Previously, liver transplantation in trauma was presented only by anecdotal reports [8, 9, 22]. However, Ribeiro MA Jr et al. (2015) [17] analyzed the results of 46 patients who could not receive other variants of hemostasis owing to severity of injuries. The survival was 76 %. The main indications were tissue necrosis after packing or resection with increasing liver failure [5, 17].
For severe LI, draining of subdiaphragmal and subhepatic space is performed with dual-lumen tubes, and decompression of bile ducts with draining of choledoch according to Ker or with application of cholecystotoma (for LI of degree 3 and higher, in presence of bile in abdominal cavity, for central ruptures of the liver (intrahepatic hematomas), after liver resection [20]).
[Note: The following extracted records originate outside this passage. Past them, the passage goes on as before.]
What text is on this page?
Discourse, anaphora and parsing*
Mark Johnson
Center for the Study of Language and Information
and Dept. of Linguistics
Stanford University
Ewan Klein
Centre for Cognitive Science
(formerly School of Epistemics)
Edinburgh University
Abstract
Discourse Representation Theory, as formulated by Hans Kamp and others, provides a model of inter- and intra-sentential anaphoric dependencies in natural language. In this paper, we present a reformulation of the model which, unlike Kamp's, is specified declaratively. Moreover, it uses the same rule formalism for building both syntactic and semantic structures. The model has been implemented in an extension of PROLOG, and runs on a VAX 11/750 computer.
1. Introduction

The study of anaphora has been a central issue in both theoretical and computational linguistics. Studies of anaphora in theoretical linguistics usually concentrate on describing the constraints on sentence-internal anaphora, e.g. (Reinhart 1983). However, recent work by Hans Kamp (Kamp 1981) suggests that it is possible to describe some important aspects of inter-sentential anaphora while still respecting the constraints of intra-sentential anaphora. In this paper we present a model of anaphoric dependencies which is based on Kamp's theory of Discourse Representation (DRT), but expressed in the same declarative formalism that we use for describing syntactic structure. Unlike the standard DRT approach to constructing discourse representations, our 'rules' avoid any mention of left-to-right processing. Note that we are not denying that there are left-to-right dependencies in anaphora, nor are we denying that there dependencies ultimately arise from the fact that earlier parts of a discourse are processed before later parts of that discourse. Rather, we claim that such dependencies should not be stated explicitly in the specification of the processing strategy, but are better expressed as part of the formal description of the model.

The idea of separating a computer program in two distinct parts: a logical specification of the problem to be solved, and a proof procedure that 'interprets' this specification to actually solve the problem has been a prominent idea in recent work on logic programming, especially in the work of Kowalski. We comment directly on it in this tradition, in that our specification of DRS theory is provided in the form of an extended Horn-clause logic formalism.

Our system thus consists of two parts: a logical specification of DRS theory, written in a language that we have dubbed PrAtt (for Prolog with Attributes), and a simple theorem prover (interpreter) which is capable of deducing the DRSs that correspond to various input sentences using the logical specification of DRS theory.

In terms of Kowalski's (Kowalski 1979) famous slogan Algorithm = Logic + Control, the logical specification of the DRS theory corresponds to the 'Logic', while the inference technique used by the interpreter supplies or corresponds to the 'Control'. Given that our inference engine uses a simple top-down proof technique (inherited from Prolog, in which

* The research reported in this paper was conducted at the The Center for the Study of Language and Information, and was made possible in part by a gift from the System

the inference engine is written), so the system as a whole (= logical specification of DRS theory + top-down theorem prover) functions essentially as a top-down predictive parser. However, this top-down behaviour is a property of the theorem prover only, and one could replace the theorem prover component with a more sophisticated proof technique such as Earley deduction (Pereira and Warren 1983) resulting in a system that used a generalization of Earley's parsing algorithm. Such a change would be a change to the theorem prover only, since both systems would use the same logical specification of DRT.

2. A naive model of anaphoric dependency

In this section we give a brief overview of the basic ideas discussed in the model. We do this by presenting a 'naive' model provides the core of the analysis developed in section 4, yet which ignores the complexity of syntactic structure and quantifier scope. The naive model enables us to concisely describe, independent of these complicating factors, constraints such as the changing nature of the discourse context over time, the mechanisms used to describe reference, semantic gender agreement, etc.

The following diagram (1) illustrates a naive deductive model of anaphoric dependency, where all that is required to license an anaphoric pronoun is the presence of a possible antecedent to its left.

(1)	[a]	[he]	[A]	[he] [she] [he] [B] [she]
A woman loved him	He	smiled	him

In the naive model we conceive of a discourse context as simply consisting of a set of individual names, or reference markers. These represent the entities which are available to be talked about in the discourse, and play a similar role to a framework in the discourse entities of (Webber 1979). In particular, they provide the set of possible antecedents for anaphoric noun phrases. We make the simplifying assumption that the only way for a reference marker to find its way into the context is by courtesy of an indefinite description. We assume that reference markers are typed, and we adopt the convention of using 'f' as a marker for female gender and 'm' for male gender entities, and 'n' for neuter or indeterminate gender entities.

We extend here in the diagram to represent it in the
Complications of LI are intraabdominal abscess (4-9 %), bile fistula (3-7 %), liver cysts, secondary bleeding (14.9 % [19]), hemobilia (0.7-3.4 % [19]), bile peritonitis. Hepatic failure develops almost in all patients [4, 9].
CONCLUSION
Management of patients with closed liver injury is mainly determined by hemodynamic status of the patient. For stable condition, it is possible to perform conservative management, with endovascular hemostasis, if required. For surgical management of LI and profuse bleeding, fast temporary hemostasis is required, with subsequent final hemostasis. If indicated, damage control is supplemented by liver packing.
Information on financing and conflict of interests
The study was conducted without sponsorship. The authors declare the absence of any potential conflicts of interests relating to publication of this article.